EU pressure to cut budgets ‘should be less’
Ireland and other eurozone countries legally signed up last year to the fiscal compact that includes running a balanced government budget with a structural deficit of no more than 0.5% of GDP.
Experts are planning to change the formulas they use to calculate a country’s structural deficit — which is supposed to represent the real overspend by government once cyclical elements, such as high growth, are taken into account.
The big winner from the changed methodology will be Spain because its “normal” employment rate has been assumed to be around 23%, even in good times, which distorts the deficit calculations. Its estimated structural deficit could be halved this year and cut by two-thirds next year, say Spanish officials.
Other crisis-stricken countries however will also benefit, officials from the European Council said, adding that for Ireland the benefit might be marginal. They expect a decision next week and the new formula applied from the autumn.
UCC economist Seamus Coffey said the change could have an impact on Ireland post-2015, but it is difficult to see that it would be significant.
“As a result of the massive debt accumulation over the past few years Irish budgetary policy is going to have to be tight regardless of what happens to the measurement of the structural deficit,” he said.
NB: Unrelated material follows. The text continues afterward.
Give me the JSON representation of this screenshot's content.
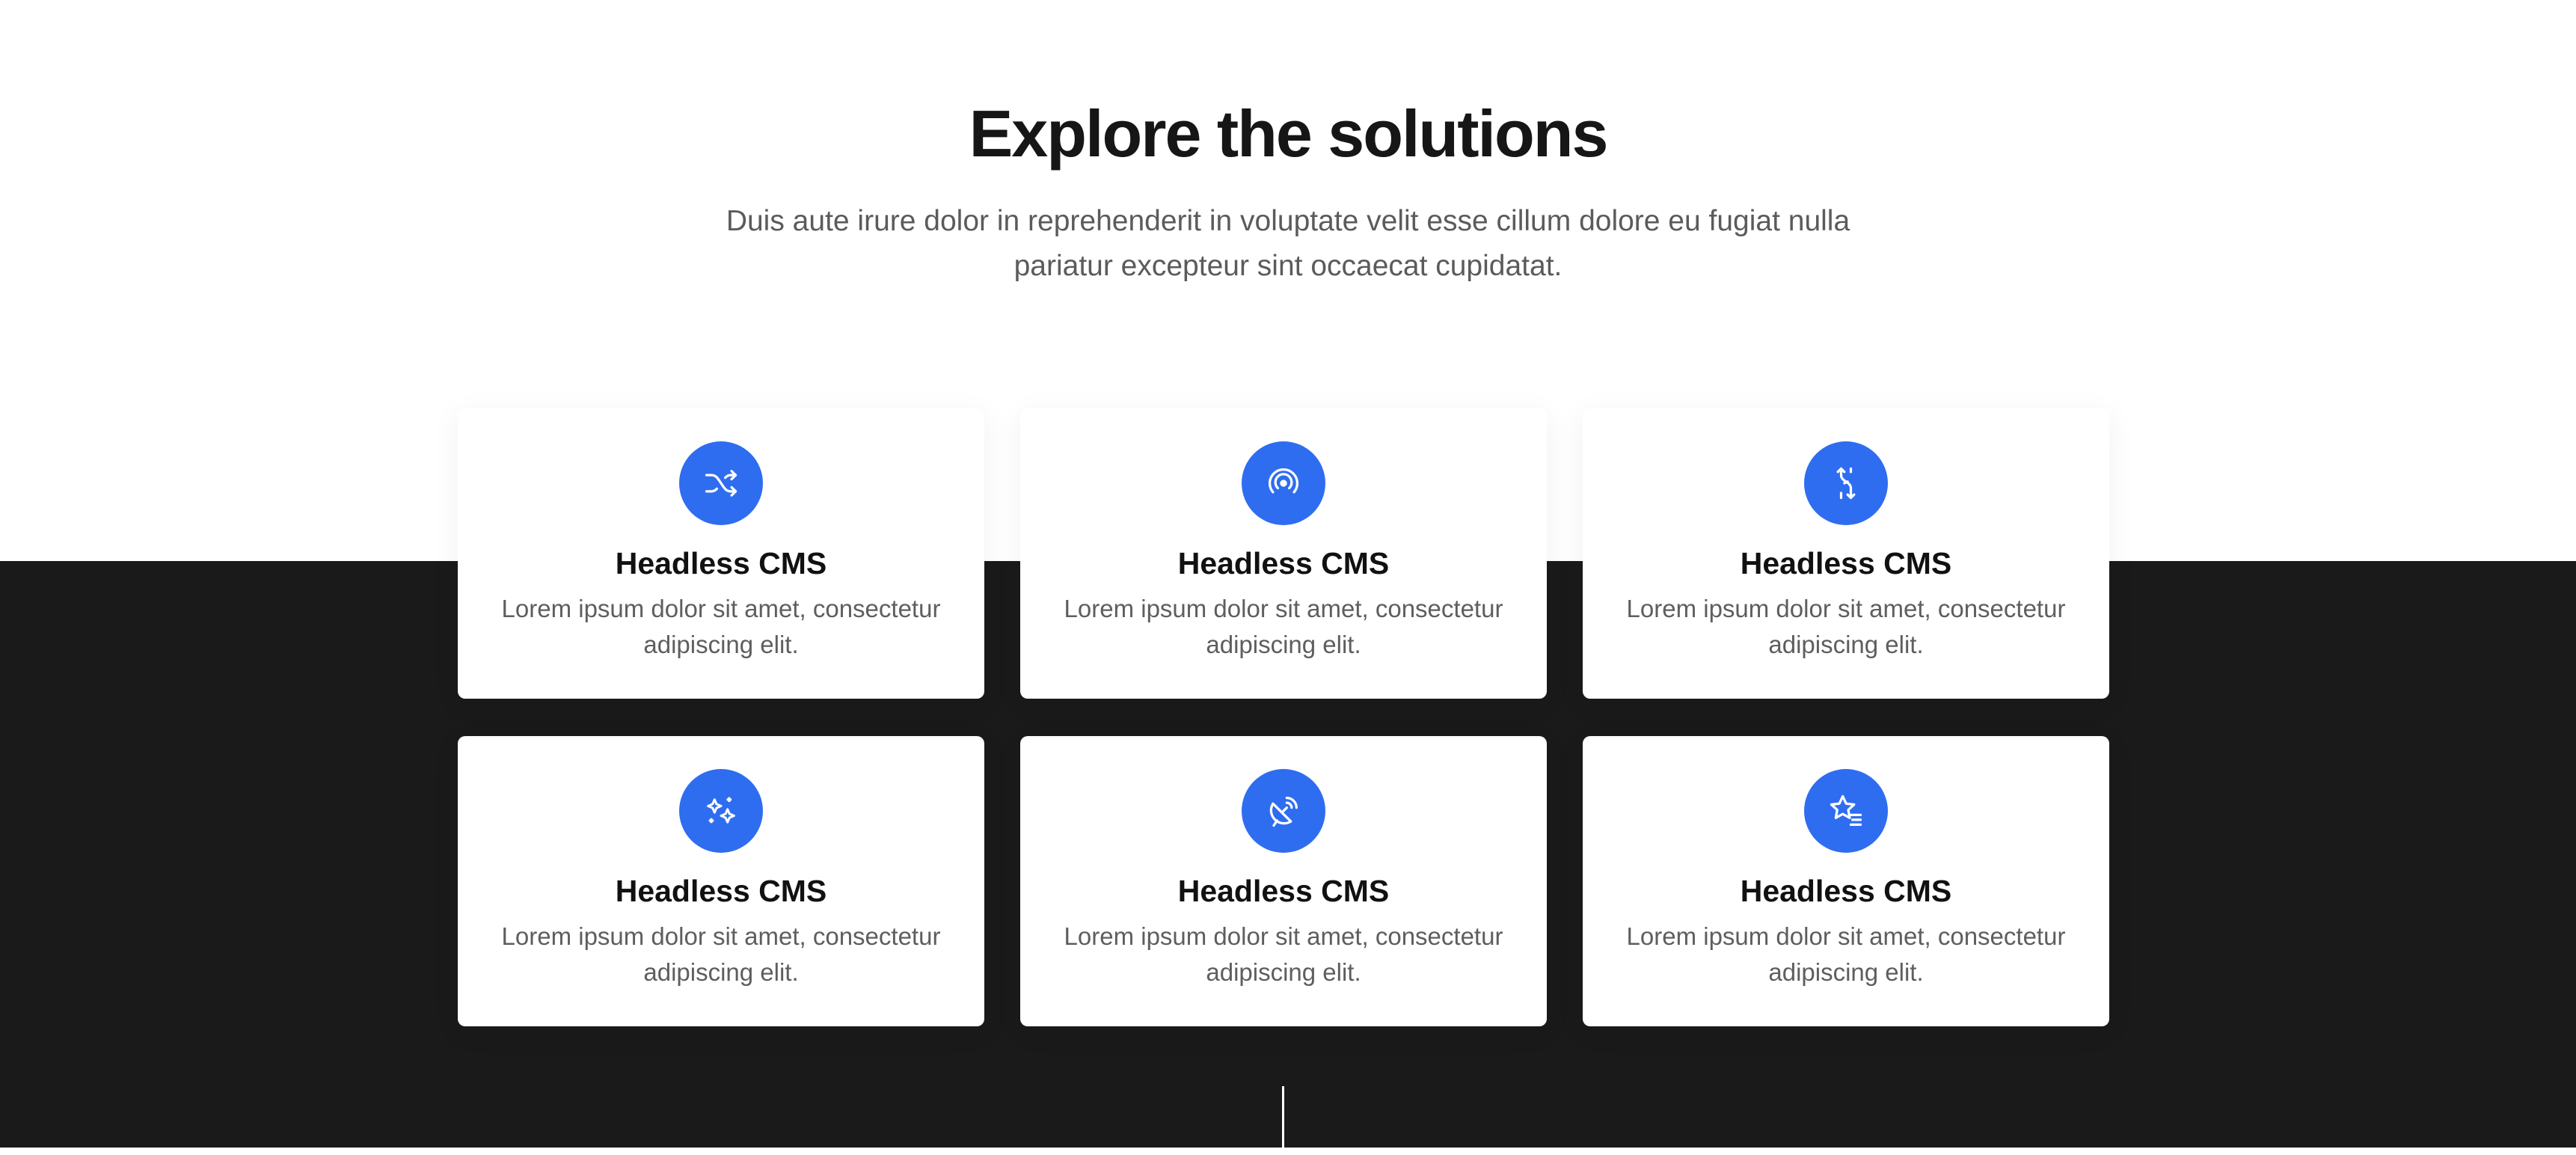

The Department of Finance estimates the structural balance for 2015 at -2.9% of GDP at which point Ireland leaves the excessive deficit procedure focused on reducing the deficit to under 3% of GDP.
Then, under the compact, the Government must shave at least 0.5 percentage points of GDP a year off the budget overspend to bring it to 0%, which the department estimates will be reached by 2020.
“This is a relatively slow rate of adjustment and the level of ‘austerity’ required to achieve this will be very modest compared to what is happening now. Neutral budgets and a reasonable growth performance over those years could do most of the work,” said Mr Coffey.
Finance Minister Michael Noonan told the Dáil last year that reducing the structural element of the deficit would require policy action and not necessarily tax and spending adjustments. The Government intended to use other measures. “Such measures include labour market reforms, together with investment in technology and infrastructure.”